Have you ever started a contract tasked with overseeing a project and leading some of the client’s employees, only to have no authority whatsoever over those people? It’s a common scenario for IT contractors, especially Project Managers. You’re accountable for a project and are required to motivate individuals to complete tasks on time and to specific standards, but have no official pull over them.
Leading without authority is no simple task, but there are strategies to master it. Here are five tips to consider next time you’re stuck managing a team in the capacity of an independent contractor:
1. Accept That You’re Not the Boss
You must come to terms with the fact that, no matter how much it feels like it, you are not the boss. You have no official authority and cannot dole out consequences, so don’t act like a tough manager. Instead, you’re a leader. Provide logical reasons for why tasks need to be done a certain way and explain the natural consequences of what will happen if they’re not (ex. the project will fall behind). The team does not need a micromanager dictating how to do every little thing, but rather an expert who understands the situation and can clearly communicate the objectives and outcomes.
2. Communicate Regularly
Speaking of communication, that is the next key to leading with no authority. Communication is a two-way system and it needs to happen regularly and positively. While you may lead the conversation, ensure that you are not completely driving it and others have a chance to speak. This is how you can ensure the team is all on the same page and following the same goals. You can work together to set expectations and make agreements on when/how work will be completed. When these are created as a team, they are more likely to be adhered to.
3. Lead by Example
Actions speak louder than words and if you want people to follow and listen to you, you need them to trust you. It’s important to take action and show that you’re as committed to the project as they are and working just as hard. On top of that, offer to help your team when they’re backed up or going through a crisis.
4. Be Humble
Your extensive credentials and massive amount of experience compared to other members on the team is irrelevant… at least to them.
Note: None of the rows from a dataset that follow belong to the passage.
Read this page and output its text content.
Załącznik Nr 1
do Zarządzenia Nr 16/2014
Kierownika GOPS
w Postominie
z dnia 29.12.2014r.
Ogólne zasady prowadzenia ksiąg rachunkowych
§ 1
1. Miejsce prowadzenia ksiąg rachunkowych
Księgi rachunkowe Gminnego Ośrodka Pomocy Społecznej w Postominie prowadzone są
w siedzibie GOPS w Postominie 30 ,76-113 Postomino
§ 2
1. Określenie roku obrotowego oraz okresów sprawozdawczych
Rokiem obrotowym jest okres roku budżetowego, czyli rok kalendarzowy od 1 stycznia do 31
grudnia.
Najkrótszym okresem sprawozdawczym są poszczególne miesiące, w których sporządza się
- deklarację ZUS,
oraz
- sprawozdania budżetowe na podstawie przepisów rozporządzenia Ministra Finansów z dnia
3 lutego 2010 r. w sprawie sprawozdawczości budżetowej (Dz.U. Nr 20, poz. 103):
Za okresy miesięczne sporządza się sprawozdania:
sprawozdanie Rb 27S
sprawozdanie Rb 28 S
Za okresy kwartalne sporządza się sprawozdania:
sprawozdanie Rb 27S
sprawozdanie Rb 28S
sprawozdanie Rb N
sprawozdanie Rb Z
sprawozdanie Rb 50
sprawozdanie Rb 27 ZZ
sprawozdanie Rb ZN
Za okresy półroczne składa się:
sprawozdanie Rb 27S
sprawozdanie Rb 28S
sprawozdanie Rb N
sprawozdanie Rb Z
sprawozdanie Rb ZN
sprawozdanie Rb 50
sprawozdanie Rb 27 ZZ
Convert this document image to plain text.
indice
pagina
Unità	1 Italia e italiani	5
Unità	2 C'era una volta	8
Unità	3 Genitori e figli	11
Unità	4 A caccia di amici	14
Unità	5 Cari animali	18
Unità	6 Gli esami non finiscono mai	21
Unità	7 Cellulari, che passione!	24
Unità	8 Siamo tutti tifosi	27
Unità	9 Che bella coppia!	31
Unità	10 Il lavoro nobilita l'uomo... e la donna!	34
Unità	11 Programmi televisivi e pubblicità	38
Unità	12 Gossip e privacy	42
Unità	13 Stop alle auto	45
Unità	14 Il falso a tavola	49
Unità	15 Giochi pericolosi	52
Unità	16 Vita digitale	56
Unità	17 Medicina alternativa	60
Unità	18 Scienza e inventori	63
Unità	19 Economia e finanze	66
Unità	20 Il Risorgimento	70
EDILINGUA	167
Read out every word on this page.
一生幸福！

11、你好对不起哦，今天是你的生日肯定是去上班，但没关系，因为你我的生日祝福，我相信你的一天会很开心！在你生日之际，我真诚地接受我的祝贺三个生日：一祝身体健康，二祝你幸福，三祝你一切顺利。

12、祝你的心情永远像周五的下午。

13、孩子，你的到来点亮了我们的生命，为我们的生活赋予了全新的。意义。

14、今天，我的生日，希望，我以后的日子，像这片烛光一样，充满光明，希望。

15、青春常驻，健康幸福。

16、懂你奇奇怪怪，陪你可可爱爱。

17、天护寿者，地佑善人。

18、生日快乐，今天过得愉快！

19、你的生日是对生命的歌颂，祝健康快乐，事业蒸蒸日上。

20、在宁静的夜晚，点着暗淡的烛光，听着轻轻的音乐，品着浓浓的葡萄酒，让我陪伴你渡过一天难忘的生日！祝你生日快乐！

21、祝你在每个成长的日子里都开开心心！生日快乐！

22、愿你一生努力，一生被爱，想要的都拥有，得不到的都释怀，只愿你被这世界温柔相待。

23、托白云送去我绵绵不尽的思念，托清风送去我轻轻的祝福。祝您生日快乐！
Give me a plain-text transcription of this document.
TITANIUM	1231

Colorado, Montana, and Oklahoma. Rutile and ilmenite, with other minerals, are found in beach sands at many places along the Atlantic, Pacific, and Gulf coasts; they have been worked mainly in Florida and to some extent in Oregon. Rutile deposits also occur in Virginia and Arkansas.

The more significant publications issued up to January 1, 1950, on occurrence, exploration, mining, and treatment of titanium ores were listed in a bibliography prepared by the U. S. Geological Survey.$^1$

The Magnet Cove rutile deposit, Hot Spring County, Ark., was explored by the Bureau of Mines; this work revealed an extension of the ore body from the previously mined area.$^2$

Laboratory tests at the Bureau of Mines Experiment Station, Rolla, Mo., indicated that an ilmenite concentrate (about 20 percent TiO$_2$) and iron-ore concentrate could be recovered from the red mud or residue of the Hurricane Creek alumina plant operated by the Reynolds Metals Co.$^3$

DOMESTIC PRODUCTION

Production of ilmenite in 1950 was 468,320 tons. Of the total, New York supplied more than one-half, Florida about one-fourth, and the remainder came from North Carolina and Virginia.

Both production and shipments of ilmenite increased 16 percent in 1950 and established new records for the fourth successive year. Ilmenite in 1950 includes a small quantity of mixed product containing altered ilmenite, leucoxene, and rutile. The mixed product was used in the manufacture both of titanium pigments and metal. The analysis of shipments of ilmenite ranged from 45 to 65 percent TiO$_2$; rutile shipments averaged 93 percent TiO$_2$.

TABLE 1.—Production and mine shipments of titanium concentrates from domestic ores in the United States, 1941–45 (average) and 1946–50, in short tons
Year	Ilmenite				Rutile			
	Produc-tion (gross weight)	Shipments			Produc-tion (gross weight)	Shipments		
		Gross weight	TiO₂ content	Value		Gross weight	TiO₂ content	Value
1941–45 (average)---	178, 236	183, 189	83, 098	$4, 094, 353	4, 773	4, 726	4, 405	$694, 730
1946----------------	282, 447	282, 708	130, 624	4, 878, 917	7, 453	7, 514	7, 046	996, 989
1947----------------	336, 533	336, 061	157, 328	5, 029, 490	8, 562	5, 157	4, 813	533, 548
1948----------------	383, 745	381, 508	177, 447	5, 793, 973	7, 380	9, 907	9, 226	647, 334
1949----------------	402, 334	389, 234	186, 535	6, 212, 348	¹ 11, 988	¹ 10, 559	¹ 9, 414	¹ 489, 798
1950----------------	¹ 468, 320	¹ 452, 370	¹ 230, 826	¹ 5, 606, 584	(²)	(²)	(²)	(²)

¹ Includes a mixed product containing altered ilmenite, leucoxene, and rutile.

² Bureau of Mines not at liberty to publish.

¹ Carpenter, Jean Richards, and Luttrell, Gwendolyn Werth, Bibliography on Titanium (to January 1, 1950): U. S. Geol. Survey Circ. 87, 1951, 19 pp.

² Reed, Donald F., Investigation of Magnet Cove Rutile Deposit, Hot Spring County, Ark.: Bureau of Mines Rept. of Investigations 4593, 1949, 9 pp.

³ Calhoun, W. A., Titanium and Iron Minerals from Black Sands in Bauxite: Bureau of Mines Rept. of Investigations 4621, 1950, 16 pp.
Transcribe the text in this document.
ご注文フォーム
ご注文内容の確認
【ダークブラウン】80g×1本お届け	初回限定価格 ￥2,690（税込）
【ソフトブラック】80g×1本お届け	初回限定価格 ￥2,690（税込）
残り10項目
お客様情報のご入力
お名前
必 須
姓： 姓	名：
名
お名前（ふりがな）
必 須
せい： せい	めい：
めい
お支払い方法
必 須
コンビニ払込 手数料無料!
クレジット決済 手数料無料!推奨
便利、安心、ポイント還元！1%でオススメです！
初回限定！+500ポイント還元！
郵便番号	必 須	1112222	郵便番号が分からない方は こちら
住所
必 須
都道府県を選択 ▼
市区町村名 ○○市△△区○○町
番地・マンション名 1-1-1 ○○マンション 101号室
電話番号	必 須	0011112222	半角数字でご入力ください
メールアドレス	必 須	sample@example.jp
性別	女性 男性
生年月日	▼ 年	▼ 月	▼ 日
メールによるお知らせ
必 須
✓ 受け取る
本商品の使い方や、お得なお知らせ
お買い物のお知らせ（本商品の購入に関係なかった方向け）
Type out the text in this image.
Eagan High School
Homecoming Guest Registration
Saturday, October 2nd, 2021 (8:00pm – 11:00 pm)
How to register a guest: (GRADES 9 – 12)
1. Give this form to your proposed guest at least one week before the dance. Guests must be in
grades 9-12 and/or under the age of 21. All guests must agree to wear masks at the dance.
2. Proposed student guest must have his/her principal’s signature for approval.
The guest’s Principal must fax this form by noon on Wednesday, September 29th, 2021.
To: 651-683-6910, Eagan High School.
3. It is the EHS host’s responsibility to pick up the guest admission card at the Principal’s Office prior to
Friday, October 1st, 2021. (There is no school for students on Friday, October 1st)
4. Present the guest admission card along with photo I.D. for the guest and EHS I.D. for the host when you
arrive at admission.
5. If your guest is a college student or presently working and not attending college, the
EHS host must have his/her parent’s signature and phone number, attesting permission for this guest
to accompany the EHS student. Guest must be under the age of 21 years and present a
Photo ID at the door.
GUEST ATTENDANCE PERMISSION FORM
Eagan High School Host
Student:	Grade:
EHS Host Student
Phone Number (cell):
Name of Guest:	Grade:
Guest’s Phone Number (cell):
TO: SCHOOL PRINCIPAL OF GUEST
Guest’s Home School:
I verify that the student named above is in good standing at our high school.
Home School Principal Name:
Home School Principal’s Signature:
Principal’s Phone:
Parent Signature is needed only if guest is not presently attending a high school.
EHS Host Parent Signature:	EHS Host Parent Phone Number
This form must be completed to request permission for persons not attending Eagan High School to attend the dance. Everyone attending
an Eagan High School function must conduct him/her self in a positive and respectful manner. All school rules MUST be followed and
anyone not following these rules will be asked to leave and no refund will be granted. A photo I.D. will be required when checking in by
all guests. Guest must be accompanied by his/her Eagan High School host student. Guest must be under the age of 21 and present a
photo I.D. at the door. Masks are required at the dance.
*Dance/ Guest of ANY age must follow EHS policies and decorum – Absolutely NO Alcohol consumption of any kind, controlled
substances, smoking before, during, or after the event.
While it is alright (and necessary) to demonstrate your qualifications, there is no reason to regularly remind people. It’s important to publicly thank people, give credit where credit is due and, most importantly, recognize when people are smarter than you.
5. Get Ahead of the Negative People
Regardless of how much you follow tips 1-4, you are going to end up here at #5, dealing with the negative person who resents you and refuses to respect your position and your efforts. The good news is, if the person is openly resisting you, it’s often a sign that they care about the project. Embrace this individual’s passion but don’t let them waste your time. If somebody has no desire to work with you, do the minimum you need to with them, and work closer with those who are willing to work as a team. When you meet with your client, you can discuss the performance of the employee and develop a way to better engage them.
Leading is not an easy task in any role, and when you have no authority, it is a completely different challenge. As an independent contractor, you must remember that employees have invested themselves into the organization and the project. They are passionate and want to know it is going to work. When you display that you want to work with them, towards the same common goal, leading starts to get much easier.